La seconde raison tient aux mauvaises conditions de réception et les programmes souvent sans intérêt ou médiocres ne stimulent pas l’écoute. C’est « la constatation d’un état de fait qui tient essentiellement au manque de puissance des émetteurs, à l’insuffisance des moyens d’enregistrement et de prise de son, à la pénurie de personnel qualifié (animateurs de programmes, journalistes, opérateurs) ».

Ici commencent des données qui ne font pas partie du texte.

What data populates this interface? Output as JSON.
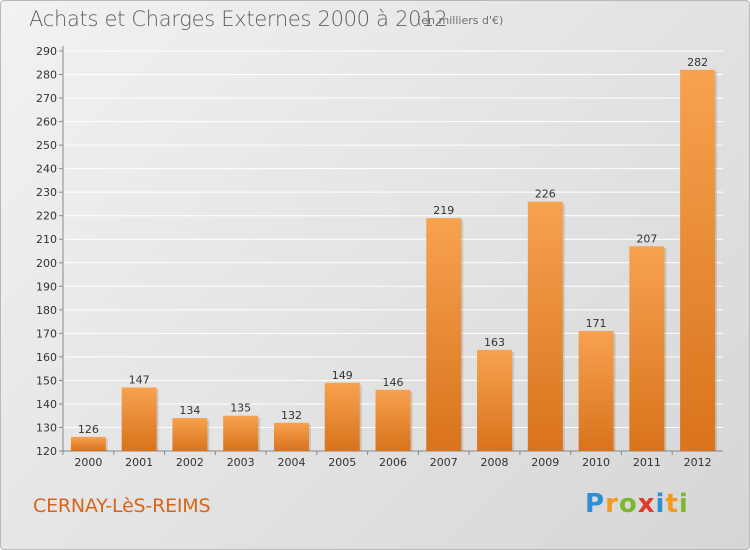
{
  "header": {
    "title": "Achats et Charges Externes 2000 à 2012",
    "subtitle": "(en milliers d'€)"
  },
  "footer": {
    "place": "CERNAY-LèS-REIMS",
    "logo_letters": [
      "P",
      "r",
      "o",
      "x",
      "i",
      "t",
      "i"
    ],
    "logo_colors": [
      "#2d8fd5",
      "#f39a1c",
      "#7cb82f",
      "#e23a2a",
      "#2d8fd5",
      "#f39a1c",
      "#7cb82f"
    ]
  },
  "colors": {
    "bar_light": "#f7a24f",
    "bar_dark": "#d9731c",
    "grid": "#ffffff",
    "axis": "#888888"
  },
  "chart_data": {
    "type": "bar",
    "title": "Achats et Charges Externes 2000 à 2012",
    "subtitle": "(en milliers d'€)",
    "categories": [
      "2000",
      "2001",
      "2002",
      "2003",
      "2004",
      "2005",
      "2006",
      "2007",
      "2008",
      "2009",
      "2010",
      "2011",
      "2012"
    ],
    "values": [
      126,
      147,
      134,
      135,
      132,
      149,
      146,
      219,
      163,
      226,
      171,
      207,
      282
    ],
    "ylim": [
      120,
      290
    ],
    "yticks": [
      120,
      130,
      140,
      150,
      160,
      170,
      180,
      190,
      200,
      210,
      220,
      230,
      240,
      250,
      260,
      270,
      280,
      290
    ],
    "grid": true,
    "legend": "none"
  }
}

Ainsi, dans les années 1950 et avant, la Radiodiffusion n’est encore qu’un moyen limité d’information et d’éducation, « pas en mesure de remplir efficacement le rôle de toute première importance qui doit être le sien ». Ceci est d’autant plus indispensable qu’elle doit être au service d’un pays qui vient d’accéder à l’indépendance et qui se trouve « confronté aux nombreux et difficiles problèmes que posent le développement et l’animation dans tous les domaines d’une nation désormais entièrement responsable de ses destinées. Dès que la Sorafom (Ocora) prend la gestion de la station de la Radiodiffusion en 1957, cette société de l’État français entreprend immédiatement de renforcer et de moderniser les moyens radiophoniques (émetteurs et matériel de studio) de l’établissement de Madagascar. Elle s’attèle aussi à former des agents de programmation et d’exploitation sérieusement qualifiés. En 1958, la construction d’une Maison de la Radiodiffusion est décidée. Le bâtiment, le plus important et le plus moderne de l’Afrique d’expression française, sera mis en service début 1963. Parallèlement, en 1960, le gouvernèrent prend l’importante décision de créer un nouveau centre d’émission où seront installés des émetteurs de grande puissance (100 et 30 KW à ondes courtes), équipés de faisceaux aériens qui assurent, dès la fin de 1963, une très bonne écoute, non seulement sur l’ensemble de la Grande île, mais également dans le Sudouest de l’océan Indien, à savoir les îles Maurice et La Réunion, l’archipel des Comores, l’Afrique du Sud et de l’Ouest. Le développement considérable des moyens de production et d’émission nécessite des investissements de 850 millions de francs métropolitains anciens, financés par le Fonds d’aide et de coopération français. Il implique aussi que, dans le même temps, un effort sensible soit entrepris pour développer rapidement l’écoute radiophonique encore embryonnaire et mal réparti, et ainsi pour faire de la Radiodiffusion l’instrument le plus efficace de la politique du gouvernement.